Theater - Tanz

 

 

Regisseur Christian Nicke wagte sich nun an die deutsche Theaterversion. Der Konflikt zwischen Mutter Aurora (Daniela Ziegler) und Tochter Emma (Joanna Kitzl) ist ein pointiertes Meisterwerk an Sprache und Wortwitz. Man merkt das amerikanische Vorbild und fühlt sich in vielen Szenen an Ausdrucksweisen in Hollywoodfilmen erinnert. Intelligente Dialoge, die bei den Zuschauern von Kopfschütteln über herzliches Lachen bis zu stillem Entsetzen provozieren. Christian Nicke schafft es, genügend Abstand zum Film einzuhalten. Das ist einerseits positiv, hat aber auch einen negativen Aspekt. Vergessen kann man den Film nämlich nicht, besetzt er doch das Terrain allein durch seine Meisterlichkeit, inszenatorisch wie schauspielerisch. Wer den Film sah, denkt ihn mit, und das ist durchaus legitim. Die Inszenierung der Kammerspiele konnte dennoch ganz andere Bilder hervorrufen, als der Film das tut und facht so auch die eigene Phantasie an. Gerade die Begleitung des verstorbenen Ehemanns und Vaters Rudyard (David Allers) durch das Stück, der Hippie geblieben zu sein scheint, und musizierend, singend und pfeifend sich von Zeit zu Zeit in Erinnerung bringt, ist dafür ein gutes Beispiel.
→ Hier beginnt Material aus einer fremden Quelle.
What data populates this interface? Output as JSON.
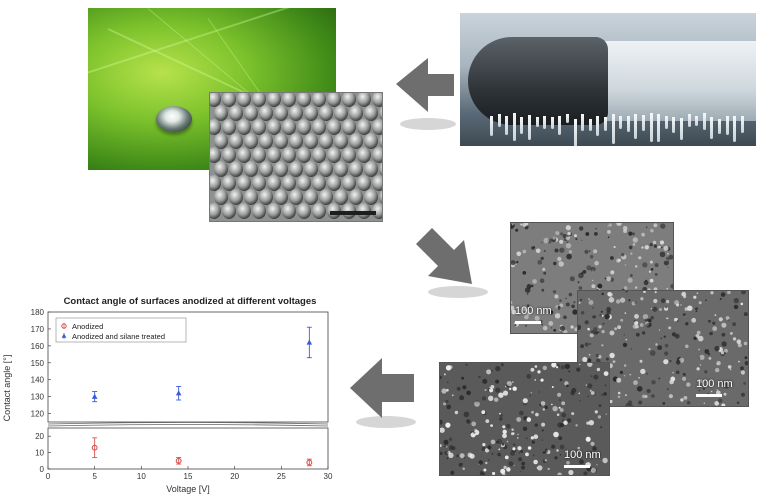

Der Film mit Shirley McLaine, Debra Winger und Jack Nicholsen ist deswegen ein Meisterwerk, weil die Schauspieler und filmische Inszenierung es schaffen, ein Gleichgewicht zu halten zwischen Lust, Freude und Witz und den traurigen, melodramatischen Momenten. Beides steht gleichberechtigt und gefühlsbedeutsam nebeneinander. Diese für das Stück so wichtige inhaltliche Komponente, vermochte auf der Bühne nicht evident zu werden. 
 


 

Daniela Ziegler war zwar immer dann überzeugend, wenn die exzentrische, eigenwillige und überdrehte Aurora diese Facette ihres Daseins auslebt, aber entspricht nicht den notwendigen Erwartungen in den tragischen Momenten. Immer eine Spur zu viel, zu eigen, zu skrupellos und zu egozentrisch, da waren ihre Stärken spür- und sichtbar. Und damit hat sie die verblüffte Heiterkeit des Publikums oft auf ihrer Seite. Joanna Kitzl spielt die Tochter sehr einfühlsam, immer ein wenig betont unterlegen, nicht der Spritzigkeit der Mutter gewachsen. Und die Dominanz der Mutter wurde von den Schauspielerinnen durch den Trotz der Tochter in eine Parallele gebracht. Gar nicht parallel ist das Verhältnis von Mutter zum Nachbarn, ein ehemaliger Astronaut (Hans-Jörg Frey), der genau weiß wie man Frauen verführen kann und dessen unverblümte Direktheit Aurora zugleich anzieht und abstößt. So war der erste Teil bis zur Pause kurzweilig, unterhaltsam, aber nicht wirklich hintergründig oder tiefgreifend.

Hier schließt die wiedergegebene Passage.